Yeah, 10 billion per second right?

I just-- it's the way it's written here, so I keep saying 8 thousand million, 8 billion. 8 billion per second.

So that's 8 billion attempts?

Yeah. 

So, you know, it'll try "password1" then it will try "password2", then it'll try "password3" with a captial P and so on and so forth, for much more complicated passwords and we've already I mean, I paused it and we've already got 3000 now. 

We had 1700 so we've got 1300 in--I ran it for about 10 seconds? 

And if I keep running it, so I keep resuming, and theyre gonna keep coimng. 

Alright, and some of these passwords are really, really hard to crack By brute force or by normal dictionary, and this RockYou has changed everything.

in the sense that it's just so varied that you just get password that you just get passwords that you think are really good. 

If I pause it and we look at the passwords... I mean this one, "nik21061989"
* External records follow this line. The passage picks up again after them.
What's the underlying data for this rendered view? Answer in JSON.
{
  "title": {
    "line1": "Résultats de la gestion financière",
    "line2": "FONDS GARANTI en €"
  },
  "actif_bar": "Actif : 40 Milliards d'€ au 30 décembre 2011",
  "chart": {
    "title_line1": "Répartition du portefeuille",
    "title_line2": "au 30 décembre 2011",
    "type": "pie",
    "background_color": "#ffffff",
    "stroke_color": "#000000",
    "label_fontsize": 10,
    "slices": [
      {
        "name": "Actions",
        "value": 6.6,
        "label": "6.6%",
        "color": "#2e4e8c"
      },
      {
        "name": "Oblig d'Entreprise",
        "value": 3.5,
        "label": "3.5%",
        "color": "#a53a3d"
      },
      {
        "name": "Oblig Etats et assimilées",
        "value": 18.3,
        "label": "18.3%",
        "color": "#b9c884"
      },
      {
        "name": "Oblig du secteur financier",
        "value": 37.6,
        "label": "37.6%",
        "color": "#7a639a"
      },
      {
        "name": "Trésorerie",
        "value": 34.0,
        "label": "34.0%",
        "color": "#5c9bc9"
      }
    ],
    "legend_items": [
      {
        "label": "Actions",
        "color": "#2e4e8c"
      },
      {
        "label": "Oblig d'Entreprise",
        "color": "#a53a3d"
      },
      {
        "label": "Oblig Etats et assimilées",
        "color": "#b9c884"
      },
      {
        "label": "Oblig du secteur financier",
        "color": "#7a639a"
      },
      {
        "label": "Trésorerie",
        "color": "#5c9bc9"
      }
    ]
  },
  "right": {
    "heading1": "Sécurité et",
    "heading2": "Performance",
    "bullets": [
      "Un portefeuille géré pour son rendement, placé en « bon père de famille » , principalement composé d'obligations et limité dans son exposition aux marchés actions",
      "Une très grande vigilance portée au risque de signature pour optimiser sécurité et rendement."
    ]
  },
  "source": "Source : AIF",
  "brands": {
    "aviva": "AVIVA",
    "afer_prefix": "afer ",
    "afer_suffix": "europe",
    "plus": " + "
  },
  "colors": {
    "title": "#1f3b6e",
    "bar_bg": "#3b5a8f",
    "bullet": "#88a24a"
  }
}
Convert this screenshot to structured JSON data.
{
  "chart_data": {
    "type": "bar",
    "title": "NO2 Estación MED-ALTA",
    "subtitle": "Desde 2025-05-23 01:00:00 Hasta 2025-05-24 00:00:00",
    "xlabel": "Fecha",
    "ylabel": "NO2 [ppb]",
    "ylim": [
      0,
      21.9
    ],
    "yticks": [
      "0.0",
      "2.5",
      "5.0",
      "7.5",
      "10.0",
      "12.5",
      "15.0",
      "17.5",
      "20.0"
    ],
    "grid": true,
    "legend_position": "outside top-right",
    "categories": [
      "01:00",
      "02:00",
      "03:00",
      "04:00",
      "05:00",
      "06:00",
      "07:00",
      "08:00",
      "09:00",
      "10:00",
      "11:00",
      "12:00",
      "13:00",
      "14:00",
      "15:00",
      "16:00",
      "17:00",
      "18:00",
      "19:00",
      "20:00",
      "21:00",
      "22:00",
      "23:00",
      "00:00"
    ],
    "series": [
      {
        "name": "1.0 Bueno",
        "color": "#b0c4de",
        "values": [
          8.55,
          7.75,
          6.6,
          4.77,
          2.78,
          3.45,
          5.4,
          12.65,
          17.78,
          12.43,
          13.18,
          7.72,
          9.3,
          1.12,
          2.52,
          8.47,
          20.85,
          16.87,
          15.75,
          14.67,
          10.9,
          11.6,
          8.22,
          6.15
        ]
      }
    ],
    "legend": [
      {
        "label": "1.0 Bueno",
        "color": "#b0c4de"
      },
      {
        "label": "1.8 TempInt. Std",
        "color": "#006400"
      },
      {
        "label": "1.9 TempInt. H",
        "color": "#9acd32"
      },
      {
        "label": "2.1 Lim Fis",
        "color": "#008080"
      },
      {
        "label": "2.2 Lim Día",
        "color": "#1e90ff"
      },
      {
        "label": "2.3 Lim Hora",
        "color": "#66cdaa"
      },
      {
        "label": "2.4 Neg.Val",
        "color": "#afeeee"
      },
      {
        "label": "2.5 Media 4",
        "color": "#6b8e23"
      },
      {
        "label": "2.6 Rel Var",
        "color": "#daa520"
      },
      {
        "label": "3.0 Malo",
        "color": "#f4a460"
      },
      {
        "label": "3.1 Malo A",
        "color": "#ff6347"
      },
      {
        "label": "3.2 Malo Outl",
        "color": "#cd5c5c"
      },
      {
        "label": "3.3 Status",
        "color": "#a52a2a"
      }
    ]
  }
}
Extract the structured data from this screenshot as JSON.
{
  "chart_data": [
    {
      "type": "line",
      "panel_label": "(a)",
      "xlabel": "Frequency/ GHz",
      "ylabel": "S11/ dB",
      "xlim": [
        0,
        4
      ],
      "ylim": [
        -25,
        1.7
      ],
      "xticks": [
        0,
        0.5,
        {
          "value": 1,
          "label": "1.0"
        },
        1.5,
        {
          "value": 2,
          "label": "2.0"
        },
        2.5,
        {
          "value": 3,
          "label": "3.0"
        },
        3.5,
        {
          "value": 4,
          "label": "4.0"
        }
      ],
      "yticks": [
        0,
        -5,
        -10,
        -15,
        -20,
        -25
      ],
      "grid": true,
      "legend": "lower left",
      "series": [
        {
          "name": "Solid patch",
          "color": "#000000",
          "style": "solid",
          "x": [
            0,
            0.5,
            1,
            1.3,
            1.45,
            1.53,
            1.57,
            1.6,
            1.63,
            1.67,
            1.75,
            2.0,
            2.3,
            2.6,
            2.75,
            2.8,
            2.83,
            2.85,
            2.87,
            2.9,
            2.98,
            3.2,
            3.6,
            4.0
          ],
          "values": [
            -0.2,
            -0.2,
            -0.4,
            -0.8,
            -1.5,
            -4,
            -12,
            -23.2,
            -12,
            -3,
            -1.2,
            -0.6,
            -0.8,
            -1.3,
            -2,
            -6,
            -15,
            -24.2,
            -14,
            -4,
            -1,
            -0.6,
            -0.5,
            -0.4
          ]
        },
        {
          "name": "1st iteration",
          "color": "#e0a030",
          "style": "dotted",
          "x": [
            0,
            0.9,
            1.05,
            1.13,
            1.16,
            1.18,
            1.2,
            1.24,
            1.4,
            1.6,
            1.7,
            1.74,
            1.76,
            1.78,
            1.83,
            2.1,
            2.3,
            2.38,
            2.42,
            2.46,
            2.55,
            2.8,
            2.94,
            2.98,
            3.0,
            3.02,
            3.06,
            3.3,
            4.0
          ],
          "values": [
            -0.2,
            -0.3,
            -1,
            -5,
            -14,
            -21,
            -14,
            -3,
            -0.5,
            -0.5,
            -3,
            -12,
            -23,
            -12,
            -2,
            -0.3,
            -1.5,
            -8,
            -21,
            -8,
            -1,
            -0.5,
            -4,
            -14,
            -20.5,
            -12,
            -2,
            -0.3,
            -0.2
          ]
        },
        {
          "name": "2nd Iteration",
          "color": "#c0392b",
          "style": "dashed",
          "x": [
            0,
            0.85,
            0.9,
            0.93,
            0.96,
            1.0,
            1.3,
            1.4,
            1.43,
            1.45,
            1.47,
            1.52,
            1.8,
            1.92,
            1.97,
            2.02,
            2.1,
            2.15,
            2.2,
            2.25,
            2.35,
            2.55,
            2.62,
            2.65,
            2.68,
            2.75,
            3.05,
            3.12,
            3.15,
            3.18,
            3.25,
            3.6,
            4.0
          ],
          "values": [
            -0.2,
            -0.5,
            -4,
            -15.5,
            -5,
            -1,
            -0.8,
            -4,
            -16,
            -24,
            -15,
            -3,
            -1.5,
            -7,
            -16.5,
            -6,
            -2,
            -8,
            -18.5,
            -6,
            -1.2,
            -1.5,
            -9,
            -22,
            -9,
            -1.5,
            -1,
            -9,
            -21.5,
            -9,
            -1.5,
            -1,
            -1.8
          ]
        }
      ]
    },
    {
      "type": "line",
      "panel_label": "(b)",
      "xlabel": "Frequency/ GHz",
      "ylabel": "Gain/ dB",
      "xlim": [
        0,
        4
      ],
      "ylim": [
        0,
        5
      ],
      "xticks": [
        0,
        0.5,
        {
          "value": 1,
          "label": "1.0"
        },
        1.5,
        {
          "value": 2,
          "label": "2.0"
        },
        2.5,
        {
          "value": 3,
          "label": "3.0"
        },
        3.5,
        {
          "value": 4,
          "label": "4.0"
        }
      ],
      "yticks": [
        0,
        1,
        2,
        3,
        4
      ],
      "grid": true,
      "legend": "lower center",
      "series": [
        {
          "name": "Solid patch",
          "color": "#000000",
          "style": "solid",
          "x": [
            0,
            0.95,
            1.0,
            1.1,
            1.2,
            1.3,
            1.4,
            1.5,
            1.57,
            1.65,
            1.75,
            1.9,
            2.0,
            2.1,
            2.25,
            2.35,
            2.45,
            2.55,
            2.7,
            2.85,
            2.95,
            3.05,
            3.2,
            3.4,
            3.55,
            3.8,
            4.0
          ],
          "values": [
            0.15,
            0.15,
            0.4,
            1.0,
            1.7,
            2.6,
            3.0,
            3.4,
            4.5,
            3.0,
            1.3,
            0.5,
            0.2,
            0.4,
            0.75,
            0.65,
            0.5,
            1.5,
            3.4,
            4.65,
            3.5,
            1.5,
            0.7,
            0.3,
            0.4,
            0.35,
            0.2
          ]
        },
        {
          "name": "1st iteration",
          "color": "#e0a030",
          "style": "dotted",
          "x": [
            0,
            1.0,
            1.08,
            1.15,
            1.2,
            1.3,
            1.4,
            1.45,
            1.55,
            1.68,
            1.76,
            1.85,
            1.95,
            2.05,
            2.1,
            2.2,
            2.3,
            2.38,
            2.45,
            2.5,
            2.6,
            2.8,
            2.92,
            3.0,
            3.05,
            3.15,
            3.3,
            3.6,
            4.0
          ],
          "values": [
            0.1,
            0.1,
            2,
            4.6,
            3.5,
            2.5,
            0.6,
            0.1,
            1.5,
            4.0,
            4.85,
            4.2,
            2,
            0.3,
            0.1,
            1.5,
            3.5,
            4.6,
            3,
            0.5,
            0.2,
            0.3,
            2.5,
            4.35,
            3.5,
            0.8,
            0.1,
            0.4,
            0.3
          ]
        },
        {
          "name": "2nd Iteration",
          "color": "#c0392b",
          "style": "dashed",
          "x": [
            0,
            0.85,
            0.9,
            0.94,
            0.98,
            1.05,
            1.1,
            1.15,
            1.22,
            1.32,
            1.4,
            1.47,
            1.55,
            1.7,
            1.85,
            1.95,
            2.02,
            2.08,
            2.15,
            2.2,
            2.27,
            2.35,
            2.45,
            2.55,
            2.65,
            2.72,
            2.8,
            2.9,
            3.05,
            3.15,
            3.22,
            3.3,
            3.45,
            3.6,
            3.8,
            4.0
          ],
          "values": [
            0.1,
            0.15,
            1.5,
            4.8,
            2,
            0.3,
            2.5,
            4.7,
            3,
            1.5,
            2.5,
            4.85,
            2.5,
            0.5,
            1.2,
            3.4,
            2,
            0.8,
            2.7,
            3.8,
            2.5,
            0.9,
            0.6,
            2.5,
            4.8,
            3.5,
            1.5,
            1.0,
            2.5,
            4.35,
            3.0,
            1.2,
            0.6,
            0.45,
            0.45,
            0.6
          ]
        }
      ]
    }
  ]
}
You could guess that that-- because it's the guy's date, but it's been found in the dictionary "spacelightning" is quite a long one, but it's two words put together, so that's not secure.

Alright, so it's been found.

And so on and so forth. 

"laurence0901", even if 0901 is completely random, you're going to get caught. 

Alright, because you've used your name. 

Alright, so we can just keep going, we can keep going with this.

And they'll just keep coming. 

If I look at the... how long we've got left, we've done 18%. And we've cracked another 200 since I've been talking. 

So it's just going to keep going. And finish off the database.

So if like MD5 you are doing fairly basic things, you can plow through jobs and in this case, I'm doing it with however many calls per GPU with 4 GPUs. 

Which is a little bit, a little bit worrying.

I mean, it's still going. 

My current-- my current count is... I'm 47% through this particular attack. I could use different rules, there are other rules, like toggling case rules and things. 

I've got 3 and 1/2 thousand now, nearly.

Of these-- so, nearly half of the passwords, right? 

And some of these passwords are good. 

So I guess, for the people reading you got to think how good are your passwords? 

Are your passwords better than half the people in this list, right? And if they aren't, you-- that's probably the next thing you should do, is change them, you know?

I mean xkcd alluded to this and we'll talk about that in a minute, you know it didn't necessarily answer every question
but it did get a good message across and then there's other aspects, you know, should you reuse passwords and so on.